SOME THAT ADAM NAMED.

“And God made the beasts of the earth after his kind, and cattle after their kind, and everything that creepeth upon the earth after his kind, and God saw that it was good.”

But only a few miserable little “creeping things” got to Zelania, until the British brought others.

Oseba, in a review of the “animal business,” remarked, that as all animals—save the long-wooled goat herded on the desert and mountain sides—had long retired from Cavitorus to make room for people, he would use the terms common among the Outeroos in his present statement, leaving the more minute explanation to be studied in his published report.

He claimed again that man had never been able to work out a civilisation without the use of tameable animals, and many of the Outeroos had been most fortunate in these aids of Nature.

Where man had the association, company and use of the camel, the horse, the ox, the sheep, and the dog, he had been able to keep up the march towards a higher goal. The animals became at once servants, beasts of burden, motive force, food and raiment.

The people about the Mediterranean, for many thousands of years, had all these amiable and useful animals. These animals carried civilisation to the remotest parts of the world, and from servants they became more a source of commerce, food and raiment, than of motive force.

Rearing these animals became the chief industry of Zelania early in her colonial days, for the fertility of the soil, the healthfulness of the country, the geniality of the climate, and the ever reliability of the seasons, made this—of all lands—the most suited for flocks and herds.

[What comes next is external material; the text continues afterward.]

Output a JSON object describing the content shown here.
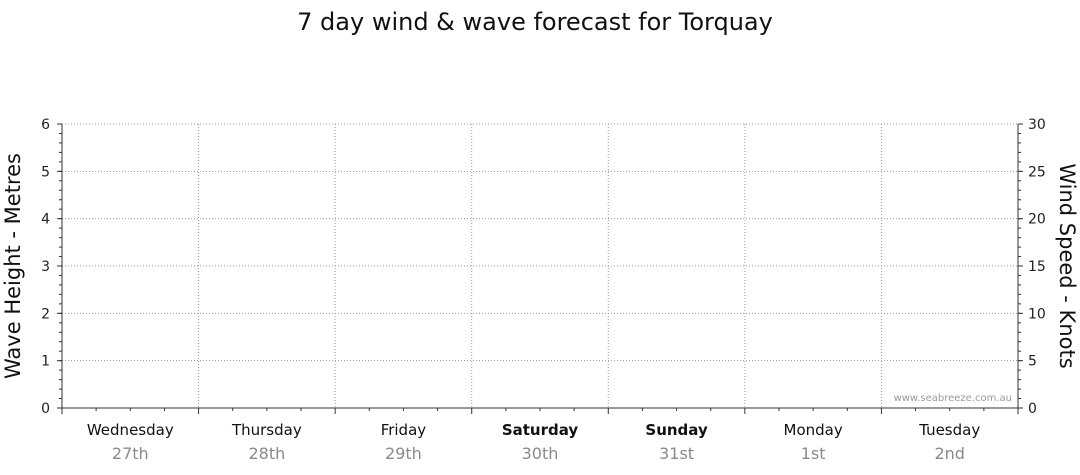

“Ah, my children,” said Oseba, with animation, “had the Maoris possessed the horse, the ox, and the sheep centuries ago, the dark republic of the South Seas might have sent the most eloquent diplomats to the opulent courts of the Old World—but the Maori was alone.”

But let us back to the animals—and “boil them down.” These 800,000 Zelanians have 20,250,000 sheep, 1,360,000 cattle, 280,000 horses, and 224,000 swine; and—well, there are a few thousand, more or less, dogs. These 20,000,000 sheep are of a fine breed, reared with the dual idea of good wool and good mutton; they belong to about 19,000 persons, and they yield, from export, an annual income of about £5,000,000. There are 11,700 flocks of less than 500 per flock, and 138 of over 20,000. The Zelanians confess to having the best mutton in the world.

I quote:—

“Zelania is a country of big things, only when taken on the average. She has no millionaires and no paupers. She has no sheep kings or sheep thieves. She has big geysers, and big Premiers, big yields, big people and big ideas, but few big fortunes. They have ‘trusts’ in Zelania, but they are in God and—the people.”